Insurers, pension funds get US-dollar premium approval

Tawanda Musarurwa

Regulations that allow insurance companies and pension funds to carry out business in foreign currency have been promulgated, a move that will help these entities hedge contributions, investments, and assets against inflationary pressures.

Statutory Instrument 280 of 2020 amends Exchange Control (Exclusive Use of Zimbabwe Dollar for Domestic Transactions) Regulations, through the addition of Section 6, which reads:

“Notwithstanding these regulations, it shall be permissible to charge and to tender foreign currency in payment for the following transactions international travel insurance; motor insurance for vehicles in transit; customs bond insurance; bank cash in transit; third party motor insurance payments for foreign-registered vehicles; safari operators insurance; export credit insurance; importers and exporters on cost, insurance, and freight; exporters’ insurance, including mining houses and tobacco merchants;  special insurance policies for strategic national assets,  including electricity equipment and stations, and aircraft equipment.”

Part of the amendments allows for payment of insurance premiums by any individual or entity holding free funds, which effectively means all insurance businesses can now be traded in foreign currency.

Earlier in March, the monetary authorities moved to allow the use of free funds ostensibly to ease transacting for the general public.

That decision put paid to the mandatory exclusive use of the local currency alone in domestic transactions adopted since the return to Zimbabwe dollar in June 2019.

SI 280 also allows foreign currency transactions for “payments of pension or provident funds contributions to pensions or provident funds, by any entity approved by a legal instrument to settle local contracts or pay local employee remuneration in foreign currency.”

And to the extent that a key component of the pensions value chain is investments, Government will also require pension and provident funds to “invest the contributions in investment instruments denominated in the same currency the contributions are made; and in respect of fund members whose contributions have been paid in foreign currency, through Nostro Accounts, pay such member’s benefits in the currency in which the contribution has been paid.”

Insurance companies are now also required to meet their obligations in foreign currency if premiums were paid in that currency.

Due to inflationary pressures that re-emerged following the currency conversion process, the sector had been lobbying Government to be allowed to do business in foreign currency so as to protect contributions and investments.

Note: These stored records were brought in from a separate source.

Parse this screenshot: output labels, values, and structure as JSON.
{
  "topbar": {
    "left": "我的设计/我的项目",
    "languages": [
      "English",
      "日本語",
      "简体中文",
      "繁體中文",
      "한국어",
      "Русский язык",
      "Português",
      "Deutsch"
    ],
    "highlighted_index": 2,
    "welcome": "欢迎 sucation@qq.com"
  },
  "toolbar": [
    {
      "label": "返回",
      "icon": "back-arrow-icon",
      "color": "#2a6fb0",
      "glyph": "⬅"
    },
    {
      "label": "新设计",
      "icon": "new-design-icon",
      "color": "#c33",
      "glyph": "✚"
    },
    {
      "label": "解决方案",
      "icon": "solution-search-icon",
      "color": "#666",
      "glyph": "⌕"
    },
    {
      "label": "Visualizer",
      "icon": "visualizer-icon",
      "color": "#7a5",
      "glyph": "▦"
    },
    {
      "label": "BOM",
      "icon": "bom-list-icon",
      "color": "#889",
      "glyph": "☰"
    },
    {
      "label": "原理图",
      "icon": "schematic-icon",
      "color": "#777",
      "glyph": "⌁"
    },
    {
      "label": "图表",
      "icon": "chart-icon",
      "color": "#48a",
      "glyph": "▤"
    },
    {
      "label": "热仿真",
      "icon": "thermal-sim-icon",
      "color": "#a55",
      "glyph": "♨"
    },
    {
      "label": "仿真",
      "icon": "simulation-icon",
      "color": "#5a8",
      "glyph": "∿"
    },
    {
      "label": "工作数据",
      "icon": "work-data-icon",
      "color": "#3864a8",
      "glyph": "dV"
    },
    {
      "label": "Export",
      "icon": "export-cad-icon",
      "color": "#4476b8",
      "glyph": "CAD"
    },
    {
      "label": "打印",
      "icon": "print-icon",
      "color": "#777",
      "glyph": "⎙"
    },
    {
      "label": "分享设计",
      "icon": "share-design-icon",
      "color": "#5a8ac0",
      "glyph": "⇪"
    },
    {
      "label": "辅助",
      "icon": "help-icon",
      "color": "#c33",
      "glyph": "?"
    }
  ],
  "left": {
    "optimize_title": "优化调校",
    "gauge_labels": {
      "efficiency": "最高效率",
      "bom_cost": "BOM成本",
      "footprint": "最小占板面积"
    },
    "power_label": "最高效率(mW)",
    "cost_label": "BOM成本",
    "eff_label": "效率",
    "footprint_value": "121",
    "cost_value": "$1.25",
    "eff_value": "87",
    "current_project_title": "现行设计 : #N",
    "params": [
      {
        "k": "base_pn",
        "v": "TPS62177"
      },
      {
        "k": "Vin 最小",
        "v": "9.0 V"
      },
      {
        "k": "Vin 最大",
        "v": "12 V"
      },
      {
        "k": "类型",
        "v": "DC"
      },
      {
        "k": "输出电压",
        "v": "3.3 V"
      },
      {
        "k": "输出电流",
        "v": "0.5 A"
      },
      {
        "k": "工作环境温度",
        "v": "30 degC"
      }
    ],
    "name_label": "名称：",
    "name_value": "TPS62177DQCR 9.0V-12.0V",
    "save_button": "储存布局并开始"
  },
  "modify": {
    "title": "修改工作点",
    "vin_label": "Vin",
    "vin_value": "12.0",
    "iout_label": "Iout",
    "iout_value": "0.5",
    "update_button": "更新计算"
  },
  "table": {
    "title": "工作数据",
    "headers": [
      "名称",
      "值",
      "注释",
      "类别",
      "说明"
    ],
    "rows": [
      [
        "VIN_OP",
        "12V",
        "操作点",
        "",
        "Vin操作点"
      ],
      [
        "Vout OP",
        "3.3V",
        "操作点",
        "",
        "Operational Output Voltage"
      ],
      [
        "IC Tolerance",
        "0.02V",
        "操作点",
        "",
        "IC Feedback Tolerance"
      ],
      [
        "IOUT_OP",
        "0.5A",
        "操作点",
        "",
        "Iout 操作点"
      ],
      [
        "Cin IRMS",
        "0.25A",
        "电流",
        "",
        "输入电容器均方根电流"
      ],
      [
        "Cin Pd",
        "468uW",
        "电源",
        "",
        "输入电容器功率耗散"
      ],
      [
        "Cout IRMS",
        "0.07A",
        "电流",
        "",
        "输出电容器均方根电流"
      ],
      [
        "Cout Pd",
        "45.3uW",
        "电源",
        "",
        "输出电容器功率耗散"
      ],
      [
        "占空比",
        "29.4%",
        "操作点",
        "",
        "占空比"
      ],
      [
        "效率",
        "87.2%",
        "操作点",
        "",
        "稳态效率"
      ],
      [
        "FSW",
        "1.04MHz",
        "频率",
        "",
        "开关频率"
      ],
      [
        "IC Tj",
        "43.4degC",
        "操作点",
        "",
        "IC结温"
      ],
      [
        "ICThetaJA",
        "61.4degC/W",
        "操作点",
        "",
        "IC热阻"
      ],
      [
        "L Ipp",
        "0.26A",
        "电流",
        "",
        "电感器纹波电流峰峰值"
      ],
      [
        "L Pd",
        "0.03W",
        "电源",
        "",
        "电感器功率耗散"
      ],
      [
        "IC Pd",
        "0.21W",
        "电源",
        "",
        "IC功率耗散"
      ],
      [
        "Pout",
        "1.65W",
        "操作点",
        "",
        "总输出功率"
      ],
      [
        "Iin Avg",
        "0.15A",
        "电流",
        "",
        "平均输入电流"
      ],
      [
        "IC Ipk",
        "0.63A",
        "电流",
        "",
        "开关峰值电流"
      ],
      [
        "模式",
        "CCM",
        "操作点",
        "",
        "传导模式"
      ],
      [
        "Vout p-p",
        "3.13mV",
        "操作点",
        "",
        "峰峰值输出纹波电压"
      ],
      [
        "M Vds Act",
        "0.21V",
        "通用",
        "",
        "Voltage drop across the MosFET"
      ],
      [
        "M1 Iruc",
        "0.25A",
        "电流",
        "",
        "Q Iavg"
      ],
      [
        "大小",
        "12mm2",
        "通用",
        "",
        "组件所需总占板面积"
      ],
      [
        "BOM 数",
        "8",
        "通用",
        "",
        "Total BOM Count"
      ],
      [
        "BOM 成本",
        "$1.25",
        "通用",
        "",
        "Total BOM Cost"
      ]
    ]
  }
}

Both Government and the regulator are eager to avoid the pitfalls of the first hyperinflation period of circa 2008.

The Justice Smith Commission of Inquiry came to the conclusion that “there was a huge loss of value to insurance policyholders and pensioners owing to failure by Government, the Insurance and Pensions Commission (IPEC) and the industry to set up a fair and equitable process of converting insurance and pension values from Zimbabwe dollars to US dollars”.

SI 280 was largely expected after earlier this month Government moved to empower the Insurance and Pensions Commission (IPEC) to collect levies in foreign currency through Statutory Instrument 268 of 2020. Earlier this year, IPEC commissioner Dr Grace Muradzikwa said the Commission was being inundated with requests from companies and pension funds to issue United States dollar-denominated policies.

“We have seen a high demand for US dollar-denominated policies. Almost on a daily basis, the Commission is having to review and assess applications for US dollar policies,” said Dr Muradzikwa recently.

“And this is really speaking to product relevance and the low confidence levels that the industry is currently experiencing.”

The local pensions and insurance industry, like most businesses in the country, has been struggling with the attendant effects of a raft of monetary and fiscal policy changes over the last couple of years, but particularly from last year.

The country reverted to the exclusive use of the Zimbabwe dollar last June from a multi-currency system that had been adopted in 2009.

The Zimbabwe dollar was re-introduced through Finance Act No.2 of 2019 and Statutory Instrument 212 of 2019, which provides for exclusive use of the Zimbabwean dollar to settle all domestic transactions as well as penalties for failure to do so.

But adjustments have since been made to allow for US dollar transactions, alongside the Zimbabwe dollar, through Statutory Instruments 85, 185, 196, and now 280 for the insurance and pensions sector.